Sunday morning I warmed up really carefully and then played thru my audition piece, Strauss’ Nocturno. My chops weren’t in the best shape but they were okay considering that I started on a new mouthpiece the week before. The audition was at 3 pm and I was able to warm up again for about 15 minutes before I had to play. I played really, really well during this warm up so I went in to the audition with a marginal amount of confidence.

Well, I couldn’t have played worse if I tried. It was absolutely awful. The funny thing was I didn’t feel very nervous but clearly I was. I played really badly. I’m going to have to find opportunities to play in front of people. Not only was this my first audition, it was the first time I played in front of anyone other than my horn teachers. I’m not counting playing in band or in the horn choirs I played in at IHS and the Barry Tuckwell Institute. I have no problem playing in band rehearsals or concerts even when I have an exposed part. I think being mostly invisible helps.

At the audition it didn’t help that the lady listening to me told me, before I started the audition, that my playing was ‘stunning.’ That is a term that I would save for the horn masters of the world. I guess she must have heard me out in the hall when I was warming up and was thinking ‘this is an adult amateur who is playing very well’. I know she’s heard hornists who play a thousand times better than I do because she was in an ensemble with Lynn, my horn teacher, last year. Anyway, if I was nervous before I walked into the room, this put me off the charts.

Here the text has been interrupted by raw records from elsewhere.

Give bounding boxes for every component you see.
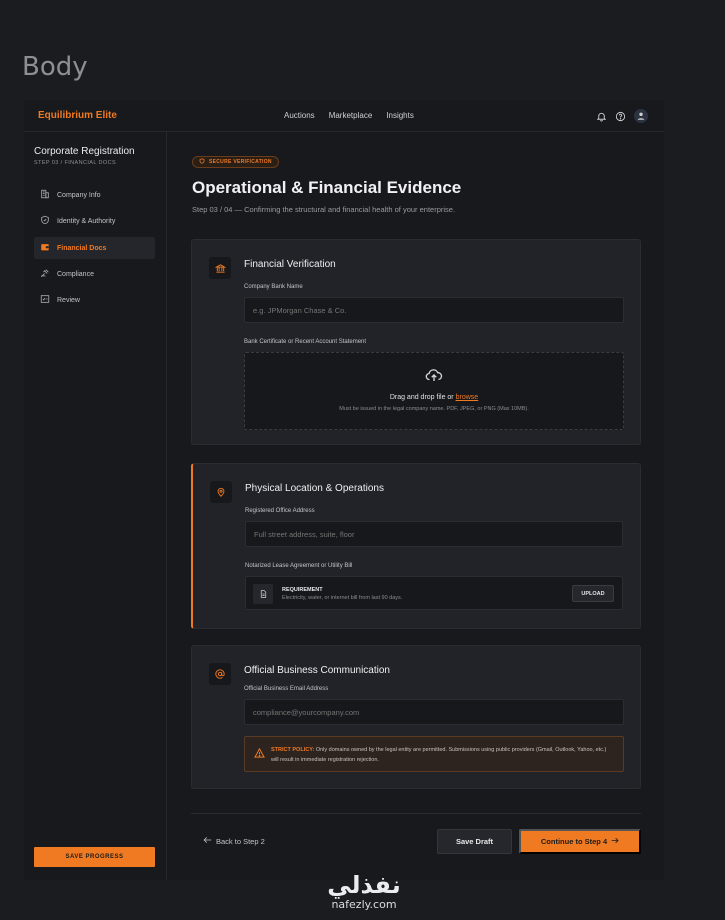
document-icon [253,584,273,604]
app-window: Equilibrium Elite Auctions Marketplace I… [24,100,664,880]
avatar[interactable] [634,109,648,123]
back-button[interactable]: Back to Step 2 [203,836,265,846]
page-subtitle: Step 03 / 04 — Confirming the structural… [192,205,456,214]
arrow-left-icon [203,836,212,846]
warning-icon [254,745,265,763]
sidebar-item-label: Compliance [57,270,94,278]
requirement-row: REQUIREMENT Electricity, water, or inter… [245,576,623,610]
sidebar: Corporate Registration STEP 03 / FINANCI… [24,132,167,880]
at-sign-icon [209,663,231,685]
top-navbar: Equilibrium Elite Auctions Marketplace I… [24,100,664,132]
page-title: Operational & Financial Evidence [192,178,462,197]
cloud-upload-icon [425,368,443,387]
strict-policy-alert: STRICT POLICY: Only domains owned by the… [244,736,624,772]
sidebar-item-identity[interactable]: Identity & Authority [34,210,155,232]
main-content: SECURE VERIFICATION Operational & Financ… [167,132,664,880]
checklist-icon [40,294,50,306]
field-label: Notarized Lease Agreement or Utility Bil… [245,563,353,569]
wallet-icon [40,242,50,254]
watermark-latin: nafezly.com [331,898,397,911]
business-email-input[interactable] [244,699,624,725]
card-title: Financial Verification [244,259,336,270]
policy-text: STRICT POLICY: Only domains owned by the… [271,745,613,765]
address-input[interactable] [245,521,623,547]
continue-button[interactable]: Continue to Step 4 [519,829,641,854]
building-icon [40,189,50,201]
secure-verification-badge: SECURE VERIFICATION [192,156,279,168]
sidebar-item-compliance[interactable]: Compliance [34,263,155,285]
location-pin-icon [210,481,232,503]
field-label: Bank Certificate or Recent Account State… [244,339,367,345]
sidebar-item-review[interactable]: Review [34,289,155,311]
sidebar-item-label: Financial Docs [57,244,107,252]
bank-name-input[interactable] [244,297,624,323]
sidebar-subtitle: STEP 03 / FINANCIAL DOCS [34,160,117,166]
arrow-right-icon [611,837,619,846]
help-icon[interactable] [615,111,626,122]
field-label: Official Business Email Address [244,686,329,692]
sidebar-item-label: Identity & Authority [57,217,116,225]
browse-link[interactable]: browse [456,394,479,401]
save-progress-button[interactable]: SAVE PROGRESS [34,847,155,867]
top-icons [596,109,648,123]
nav-auctions[interactable]: Auctions [284,111,315,120]
page-label: Body [22,52,88,82]
back-label: Back to Step 2 [216,836,265,846]
continue-label: Continue to Step 4 [540,837,608,846]
dropzone-hint: Must be issued in the legal company name… [339,406,529,412]
upload-button[interactable]: UPLOAD [572,585,614,602]
official-communication-card: Official Business Communication Official… [191,645,641,789]
sidebar-item-financial-docs[interactable]: Financial Docs [34,237,155,259]
footer-divider [191,813,641,814]
card-title: Official Business Communication [244,665,390,676]
sidebar-item-label: Review [57,296,80,304]
shield-icon [199,158,205,166]
dropzone-text: Drag and drop file or browse [245,394,623,401]
bell-icon[interactable] [596,111,607,122]
card-title: Physical Location & Operations [245,483,384,494]
financial-verification-card: Financial Verification Company Bank Name… [191,239,641,445]
field-label: Registered Office Address [245,508,315,514]
sidebar-title: Corporate Registration [34,146,135,157]
brand-logo[interactable]: Equilibrium Elite [38,110,117,121]
sidebar-item-company-info[interactable]: Company Info [34,184,155,206]
watermark-arabic: نفذلي [327,871,401,899]
policy-message: Only domains owned by the legal entity a… [271,747,607,763]
save-draft-button[interactable]: Save Draft [437,829,512,854]
policy-label: STRICT POLICY: [271,747,315,753]
watermark-logo: نفذلي nafezly.com [318,872,410,911]
file-dropzone[interactable]: Drag and drop file or browse Must be iss… [244,352,624,430]
badge-label: SECURE VERIFICATION [209,159,272,165]
field-label: Company Bank Name [244,284,303,290]
main-nav: Auctions Marketplace Insights [284,111,414,120]
gavel-icon [40,268,50,280]
nav-insights[interactable]: Insights [386,111,414,120]
dropzone-label: Drag and drop file or [389,394,454,401]
bank-icon [209,257,231,279]
requirement-title: REQUIREMENT [282,587,323,593]
sidebar-item-label: Company Info [57,191,101,199]
requirement-desc: Electricity, water, or internet bill fro… [282,595,403,601]
nav-marketplace[interactable]: Marketplace [329,111,373,120]
physical-location-card: Physical Location & Operations Registere… [191,463,641,629]
shield-icon [40,215,50,227]
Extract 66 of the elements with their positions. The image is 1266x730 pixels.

Every now and then, and only when I am alone, I actually play like I used to and I’m capable of putting together a musical phrase without any clams and with really nice tone. Definitely not stunning but decent. It doesn’t happen often but it’s what keeps me going. I know that if I can play really beautifully once eventually I will be able to do it more often.  And hopefully I will be able to do it in front of other people. I still can’t play well when I’m recording myself so I have a long way to go dealing with nerves. I guess the only remotely good thing about this audition is that I will probably be placed in a group that will be somewhat easy for me which will help with the nerves when we perform in January. The downside is that it will be less challenging.